Food
Impress: Daniel Puskas
Over the past six years, Sixpenny, found on a humble street corner in the inner-west suburb of Stanmore, has become one of Sydney’s favourite restaurants, and for good reason. The food, served as a six- or eight-course menu, is exquisite, the wine list a delight and the sunshine that streams in the windows on a Sunday afternoon is entirely ethereal. It is a beautiful place to dine.
The fact it’s named after sixpenny restaurants, small diners that populated Australian cities in the gold rush era of the late 1800s, where you could get a ‘square meal’ for just sixpence, speaks volumes about its identity.
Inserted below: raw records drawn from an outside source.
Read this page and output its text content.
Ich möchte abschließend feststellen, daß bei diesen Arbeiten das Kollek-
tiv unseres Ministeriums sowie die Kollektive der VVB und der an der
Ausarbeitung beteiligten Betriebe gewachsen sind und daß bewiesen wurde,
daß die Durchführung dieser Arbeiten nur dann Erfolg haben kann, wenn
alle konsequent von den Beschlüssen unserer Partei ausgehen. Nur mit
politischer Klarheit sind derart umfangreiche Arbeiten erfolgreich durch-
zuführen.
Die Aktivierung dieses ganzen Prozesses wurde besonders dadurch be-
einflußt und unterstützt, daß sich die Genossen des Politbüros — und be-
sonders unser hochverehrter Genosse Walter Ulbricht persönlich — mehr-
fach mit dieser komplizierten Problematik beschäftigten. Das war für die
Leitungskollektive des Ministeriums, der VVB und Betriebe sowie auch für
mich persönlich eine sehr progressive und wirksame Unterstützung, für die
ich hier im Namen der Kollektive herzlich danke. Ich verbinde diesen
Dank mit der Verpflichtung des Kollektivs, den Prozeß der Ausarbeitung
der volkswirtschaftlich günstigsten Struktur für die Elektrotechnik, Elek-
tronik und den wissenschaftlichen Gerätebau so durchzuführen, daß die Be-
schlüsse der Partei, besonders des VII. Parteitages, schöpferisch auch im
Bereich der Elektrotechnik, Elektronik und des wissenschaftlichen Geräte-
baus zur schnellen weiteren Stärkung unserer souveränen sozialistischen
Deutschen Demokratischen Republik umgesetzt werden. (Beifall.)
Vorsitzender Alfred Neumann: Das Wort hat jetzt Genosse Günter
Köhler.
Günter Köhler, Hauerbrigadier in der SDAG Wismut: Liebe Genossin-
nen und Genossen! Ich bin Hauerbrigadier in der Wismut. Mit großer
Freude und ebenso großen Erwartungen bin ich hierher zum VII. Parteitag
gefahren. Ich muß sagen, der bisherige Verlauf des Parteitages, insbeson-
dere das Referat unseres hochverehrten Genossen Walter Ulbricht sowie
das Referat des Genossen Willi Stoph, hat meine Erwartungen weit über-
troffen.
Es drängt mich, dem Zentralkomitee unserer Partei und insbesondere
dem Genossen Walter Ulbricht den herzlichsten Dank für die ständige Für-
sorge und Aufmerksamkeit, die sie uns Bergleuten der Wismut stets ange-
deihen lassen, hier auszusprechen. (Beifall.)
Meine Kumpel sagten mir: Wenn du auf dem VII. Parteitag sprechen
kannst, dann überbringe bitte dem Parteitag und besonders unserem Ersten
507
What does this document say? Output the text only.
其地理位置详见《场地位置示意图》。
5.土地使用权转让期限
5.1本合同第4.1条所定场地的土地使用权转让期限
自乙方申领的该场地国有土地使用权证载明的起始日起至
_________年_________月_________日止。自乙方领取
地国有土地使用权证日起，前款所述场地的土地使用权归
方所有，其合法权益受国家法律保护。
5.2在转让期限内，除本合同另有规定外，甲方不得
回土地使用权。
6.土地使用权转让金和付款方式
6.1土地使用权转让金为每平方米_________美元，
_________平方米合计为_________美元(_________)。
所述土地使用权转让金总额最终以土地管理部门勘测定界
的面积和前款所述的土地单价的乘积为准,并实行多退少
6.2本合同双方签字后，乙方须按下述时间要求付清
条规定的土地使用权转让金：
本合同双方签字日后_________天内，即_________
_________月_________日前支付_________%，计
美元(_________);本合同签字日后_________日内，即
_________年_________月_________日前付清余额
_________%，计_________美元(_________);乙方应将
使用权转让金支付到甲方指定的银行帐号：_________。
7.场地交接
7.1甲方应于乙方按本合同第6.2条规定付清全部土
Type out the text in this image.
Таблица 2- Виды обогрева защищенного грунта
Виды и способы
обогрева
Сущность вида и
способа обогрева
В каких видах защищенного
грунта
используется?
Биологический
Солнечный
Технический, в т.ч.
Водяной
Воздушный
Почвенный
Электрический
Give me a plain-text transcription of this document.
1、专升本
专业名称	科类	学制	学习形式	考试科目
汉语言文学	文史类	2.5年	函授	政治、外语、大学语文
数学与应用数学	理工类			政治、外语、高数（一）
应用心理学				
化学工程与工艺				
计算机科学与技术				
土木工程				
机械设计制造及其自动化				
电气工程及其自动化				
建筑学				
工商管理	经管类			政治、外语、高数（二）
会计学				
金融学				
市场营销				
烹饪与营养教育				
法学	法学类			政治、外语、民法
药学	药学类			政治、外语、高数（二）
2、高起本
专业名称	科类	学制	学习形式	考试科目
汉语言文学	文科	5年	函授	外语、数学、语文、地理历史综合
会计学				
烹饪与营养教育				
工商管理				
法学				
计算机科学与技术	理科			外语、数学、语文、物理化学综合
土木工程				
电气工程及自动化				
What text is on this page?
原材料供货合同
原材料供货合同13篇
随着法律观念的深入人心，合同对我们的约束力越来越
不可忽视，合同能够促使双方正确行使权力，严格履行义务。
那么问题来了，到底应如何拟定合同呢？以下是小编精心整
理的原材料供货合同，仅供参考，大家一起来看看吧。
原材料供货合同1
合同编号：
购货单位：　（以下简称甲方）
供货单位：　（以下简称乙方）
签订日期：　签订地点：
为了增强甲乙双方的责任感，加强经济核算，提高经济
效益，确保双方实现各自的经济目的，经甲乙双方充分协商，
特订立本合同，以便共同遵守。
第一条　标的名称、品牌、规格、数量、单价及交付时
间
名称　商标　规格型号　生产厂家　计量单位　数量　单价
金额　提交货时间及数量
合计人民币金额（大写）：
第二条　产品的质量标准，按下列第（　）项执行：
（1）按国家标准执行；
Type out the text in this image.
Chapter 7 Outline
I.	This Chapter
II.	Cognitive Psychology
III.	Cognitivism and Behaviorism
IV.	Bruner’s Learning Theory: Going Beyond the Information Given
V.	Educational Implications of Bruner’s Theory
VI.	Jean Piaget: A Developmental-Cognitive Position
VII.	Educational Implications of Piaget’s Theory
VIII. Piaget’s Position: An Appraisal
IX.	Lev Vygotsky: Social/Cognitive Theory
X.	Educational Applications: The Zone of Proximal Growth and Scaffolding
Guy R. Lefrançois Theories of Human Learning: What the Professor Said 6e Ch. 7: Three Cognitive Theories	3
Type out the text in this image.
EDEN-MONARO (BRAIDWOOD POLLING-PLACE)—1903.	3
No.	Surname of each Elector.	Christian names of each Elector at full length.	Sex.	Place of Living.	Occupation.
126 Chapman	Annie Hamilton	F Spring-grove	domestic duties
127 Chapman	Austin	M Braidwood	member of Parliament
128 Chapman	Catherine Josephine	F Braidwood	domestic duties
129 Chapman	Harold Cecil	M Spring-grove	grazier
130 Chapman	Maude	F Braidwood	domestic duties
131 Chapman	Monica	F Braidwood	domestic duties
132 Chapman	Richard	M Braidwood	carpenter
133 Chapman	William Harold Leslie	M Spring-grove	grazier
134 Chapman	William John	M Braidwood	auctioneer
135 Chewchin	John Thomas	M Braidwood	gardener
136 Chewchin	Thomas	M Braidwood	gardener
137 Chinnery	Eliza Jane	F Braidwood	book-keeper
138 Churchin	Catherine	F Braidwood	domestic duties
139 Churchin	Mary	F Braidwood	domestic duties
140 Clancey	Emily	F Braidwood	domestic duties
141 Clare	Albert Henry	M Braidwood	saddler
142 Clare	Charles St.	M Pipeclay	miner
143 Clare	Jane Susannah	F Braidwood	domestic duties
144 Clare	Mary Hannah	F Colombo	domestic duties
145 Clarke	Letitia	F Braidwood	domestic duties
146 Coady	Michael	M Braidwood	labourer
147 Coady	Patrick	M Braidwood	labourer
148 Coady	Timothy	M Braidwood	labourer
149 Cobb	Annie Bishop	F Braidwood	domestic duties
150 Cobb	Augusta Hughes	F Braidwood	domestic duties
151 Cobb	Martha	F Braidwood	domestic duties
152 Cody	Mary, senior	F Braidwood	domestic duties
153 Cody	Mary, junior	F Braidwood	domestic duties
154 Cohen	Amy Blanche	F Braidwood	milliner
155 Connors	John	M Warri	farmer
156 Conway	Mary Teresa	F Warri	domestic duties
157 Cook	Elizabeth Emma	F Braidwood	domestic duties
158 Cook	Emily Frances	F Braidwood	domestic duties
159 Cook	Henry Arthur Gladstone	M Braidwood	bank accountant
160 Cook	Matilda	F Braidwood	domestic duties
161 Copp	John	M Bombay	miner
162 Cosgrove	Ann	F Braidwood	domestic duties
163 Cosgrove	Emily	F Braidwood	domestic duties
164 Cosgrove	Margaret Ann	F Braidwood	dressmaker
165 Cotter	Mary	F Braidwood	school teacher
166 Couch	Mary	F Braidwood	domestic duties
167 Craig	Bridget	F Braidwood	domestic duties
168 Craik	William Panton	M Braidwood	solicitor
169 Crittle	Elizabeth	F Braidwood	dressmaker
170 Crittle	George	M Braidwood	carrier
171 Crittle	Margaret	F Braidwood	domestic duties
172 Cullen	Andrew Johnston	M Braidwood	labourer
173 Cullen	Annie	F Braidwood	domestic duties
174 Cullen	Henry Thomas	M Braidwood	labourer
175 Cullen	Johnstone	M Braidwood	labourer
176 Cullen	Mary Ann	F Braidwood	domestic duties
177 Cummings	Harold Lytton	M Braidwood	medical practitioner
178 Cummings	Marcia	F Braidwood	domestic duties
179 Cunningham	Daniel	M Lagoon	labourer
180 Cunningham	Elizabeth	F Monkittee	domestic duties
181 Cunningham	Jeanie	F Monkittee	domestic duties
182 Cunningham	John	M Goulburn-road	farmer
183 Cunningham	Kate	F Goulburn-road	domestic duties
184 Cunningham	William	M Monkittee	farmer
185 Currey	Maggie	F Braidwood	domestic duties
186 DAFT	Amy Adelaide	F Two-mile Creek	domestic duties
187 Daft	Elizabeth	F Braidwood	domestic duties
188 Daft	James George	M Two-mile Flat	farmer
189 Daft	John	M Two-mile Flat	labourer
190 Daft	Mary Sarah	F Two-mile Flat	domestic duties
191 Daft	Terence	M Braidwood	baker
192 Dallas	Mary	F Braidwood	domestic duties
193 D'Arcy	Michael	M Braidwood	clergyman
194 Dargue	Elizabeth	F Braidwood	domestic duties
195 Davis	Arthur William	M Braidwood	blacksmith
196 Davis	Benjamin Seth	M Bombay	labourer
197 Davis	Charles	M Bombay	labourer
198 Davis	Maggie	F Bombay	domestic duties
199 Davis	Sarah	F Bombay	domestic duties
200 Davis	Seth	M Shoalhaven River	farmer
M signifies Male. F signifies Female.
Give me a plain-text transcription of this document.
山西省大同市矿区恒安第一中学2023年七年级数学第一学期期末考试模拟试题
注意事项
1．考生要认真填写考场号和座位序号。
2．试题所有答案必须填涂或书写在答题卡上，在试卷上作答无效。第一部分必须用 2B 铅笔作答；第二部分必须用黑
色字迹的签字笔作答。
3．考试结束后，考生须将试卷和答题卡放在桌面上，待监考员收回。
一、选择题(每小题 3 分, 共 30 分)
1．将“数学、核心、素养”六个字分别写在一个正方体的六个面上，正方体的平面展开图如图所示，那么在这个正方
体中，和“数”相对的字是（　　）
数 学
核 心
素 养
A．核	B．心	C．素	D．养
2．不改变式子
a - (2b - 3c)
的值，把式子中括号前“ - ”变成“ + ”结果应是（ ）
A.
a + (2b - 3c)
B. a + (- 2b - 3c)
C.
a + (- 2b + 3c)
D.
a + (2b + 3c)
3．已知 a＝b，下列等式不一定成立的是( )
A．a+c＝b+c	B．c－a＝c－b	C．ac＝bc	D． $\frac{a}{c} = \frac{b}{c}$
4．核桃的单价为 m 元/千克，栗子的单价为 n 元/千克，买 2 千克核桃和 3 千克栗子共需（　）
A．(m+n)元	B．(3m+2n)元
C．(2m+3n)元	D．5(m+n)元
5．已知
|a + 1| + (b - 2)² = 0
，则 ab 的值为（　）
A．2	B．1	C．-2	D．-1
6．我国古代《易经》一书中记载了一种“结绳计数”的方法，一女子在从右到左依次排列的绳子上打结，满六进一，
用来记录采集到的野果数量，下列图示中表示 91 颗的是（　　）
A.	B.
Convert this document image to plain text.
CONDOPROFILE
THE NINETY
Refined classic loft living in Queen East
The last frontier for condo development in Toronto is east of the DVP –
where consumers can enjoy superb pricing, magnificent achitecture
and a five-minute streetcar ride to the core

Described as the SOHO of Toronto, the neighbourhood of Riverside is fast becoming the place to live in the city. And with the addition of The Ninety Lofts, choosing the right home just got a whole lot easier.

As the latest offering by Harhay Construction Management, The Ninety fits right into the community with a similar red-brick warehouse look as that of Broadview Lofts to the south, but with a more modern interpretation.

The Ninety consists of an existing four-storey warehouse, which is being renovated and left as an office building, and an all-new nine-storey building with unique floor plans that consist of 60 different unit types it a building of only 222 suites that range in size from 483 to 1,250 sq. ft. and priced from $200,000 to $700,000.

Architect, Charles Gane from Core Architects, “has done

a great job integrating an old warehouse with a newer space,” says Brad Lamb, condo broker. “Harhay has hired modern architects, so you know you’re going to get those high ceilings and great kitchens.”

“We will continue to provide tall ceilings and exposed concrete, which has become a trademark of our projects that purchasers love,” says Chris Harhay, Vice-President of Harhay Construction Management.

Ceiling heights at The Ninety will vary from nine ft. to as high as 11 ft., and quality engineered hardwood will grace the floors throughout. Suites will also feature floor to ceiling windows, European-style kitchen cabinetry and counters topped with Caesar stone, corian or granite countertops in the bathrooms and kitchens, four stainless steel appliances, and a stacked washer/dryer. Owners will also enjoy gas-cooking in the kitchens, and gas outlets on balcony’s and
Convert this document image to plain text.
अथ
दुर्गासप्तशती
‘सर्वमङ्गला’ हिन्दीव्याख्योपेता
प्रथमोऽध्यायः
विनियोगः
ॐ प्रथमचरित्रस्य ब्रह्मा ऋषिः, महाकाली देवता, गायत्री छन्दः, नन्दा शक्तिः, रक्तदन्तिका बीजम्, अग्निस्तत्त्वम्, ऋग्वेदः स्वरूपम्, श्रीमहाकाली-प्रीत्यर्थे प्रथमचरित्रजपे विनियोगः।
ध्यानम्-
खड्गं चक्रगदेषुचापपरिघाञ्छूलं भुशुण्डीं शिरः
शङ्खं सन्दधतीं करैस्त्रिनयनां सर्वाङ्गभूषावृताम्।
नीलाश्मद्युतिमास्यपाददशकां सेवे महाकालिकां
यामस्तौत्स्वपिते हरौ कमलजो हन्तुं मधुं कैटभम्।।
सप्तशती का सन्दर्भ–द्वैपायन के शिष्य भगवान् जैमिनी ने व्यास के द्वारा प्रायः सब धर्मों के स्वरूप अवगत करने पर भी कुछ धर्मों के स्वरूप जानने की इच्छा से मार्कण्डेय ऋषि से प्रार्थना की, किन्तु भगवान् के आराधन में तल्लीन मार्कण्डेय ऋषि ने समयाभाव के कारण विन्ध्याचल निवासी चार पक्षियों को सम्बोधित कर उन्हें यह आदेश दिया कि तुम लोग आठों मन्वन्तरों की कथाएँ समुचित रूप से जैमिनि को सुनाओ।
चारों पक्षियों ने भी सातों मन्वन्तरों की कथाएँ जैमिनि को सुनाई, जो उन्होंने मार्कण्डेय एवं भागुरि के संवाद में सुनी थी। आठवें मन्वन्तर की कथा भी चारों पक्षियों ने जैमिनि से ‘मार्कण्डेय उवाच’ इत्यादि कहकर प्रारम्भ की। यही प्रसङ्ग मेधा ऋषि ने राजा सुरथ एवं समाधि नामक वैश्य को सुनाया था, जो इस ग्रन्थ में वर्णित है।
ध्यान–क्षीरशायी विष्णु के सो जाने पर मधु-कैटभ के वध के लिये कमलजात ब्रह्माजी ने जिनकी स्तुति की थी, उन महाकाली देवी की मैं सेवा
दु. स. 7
The title was the perfect middle ground for co-founders and chefs, Daniel Puskas and James Parry; it was not as simple as the fourpenny restaurant, not as fancy (or expensive) as their ‘posh cousins’, the shilling restaurant.
Since James’ departure two years ago, Daniel has headed up the kitchen (and run the restaurant) alone. Moulded by many years of experiences and friendships, as most creatives are, he has carved out his own culinary niche. A very successful niche. He was awarded the 2018 Good Food Guide’s Chef of the Year, with the restaurant consistently praised for its modern simplicity.
“Over the years I have learnt I want to keep it simple but elegant,” says Daniel of his cooking and plating. “I don’t think it has to look a particular way, it just has to taste delicious. Some people eat with their eyes, but people who really taste the food, will see beyond it.”
Life lessons
For most successful chefs, it is the time at someone else’s apron strings that creates their style. For Daniel, it was discovering what he didn’t want that taught him valuable lessons.
It was an early start in hotel restaurants and function rooms that gave him the impetus to seek out something different, and so, in 2000, he bought a copy of the Good Food Guide, found the best restaurant on the list and applied for a job. The restaurant was Tetsuya’s.
At this revered hot bed of Australian talent, Daniel not only worked under the inimitable Tetsuya Wakuda, but also Martin Benn, who was head chef at the time before going off to open the amazing Sepia, Dave Pegrum as sous chef, and a veritable line-up of Australia’s best talents toiling away as chef de parties and apprentices. He had landed well.
“There was a great bunch of people in the kitchen and on the floor” recalls Dan. “Tets was always in and out of the kitchen. He brought an energy. ‘Taste, taste, taste’ was his mantra and that’s stuck with me.
“But in the end, it was about working in a fine dining restaurant. With so many people you were not doing a magnitude of jobs, rather a large quantity of small jobs.”
New world views
Like many chefs of his generation, Daniel chose London to expand his culinary horizons. However, the combination of long hours and long drinking sessions, curtailed any real creative stimulation.
Rather, it was time spent in Spain, Italy and Jerusalem that gave Dan food awakening moments. Living in Jerusalem for five months was a change of pace.
He started to learn Hebrew and would practise while bartering in the souk and buying his groceries for dinner.
Making his way back to Sydney, he found himself in another highly acclaimed kitchen, Marque. While learning from another incredible line up of chefs, he also mastered how to cook in a tiny kitchen, work in a smaller team and multi-task.
While at Marque, he won the prestigious Josephine Pignolet Award, which provides one young chef each year the financial support to travel. Daniel took off again. This time to America, and into the kitchens of cutting-edge restaurants WD50 and Alinea. Again, an awakening.
“I learnt a lot of how I didn’t want to cook,” says Dan of his journey. “I thought I needed to learn all the modern techniques. In fact, it taught me that I didn’t want too much of that in my kitchen.”
An Australian identity
Back home, Daniel teamed up with James Parry for the first time at Oscillate Wildly in the Sydney suburb of Newtown. It was another growth moment.
“James’s training had been at Bird Cow Fish and Billy Kwong. He had a very different approach to cooking,” says Dan.
“He had the skills to make food delicious, where I was trained on how to work in a kitchen. I started to feel I had so much more to learn, again. But I think he found that balance in me, too. So we decided to create something together and Sixpenny was born.”
With this delightful suburban restaurant, Dan has carved out his own identity in the heart of Australia’s culinary landscape. It is somewhat to be expected, given his stunning pedigree. Although he calmly tempers that fact.
“It’s about relationships, the people, not the resume,” he says. “We’re only a small restaurant, but we all have big dreams.”
A bit like those folk who ate at the original sixpennys all those years ago.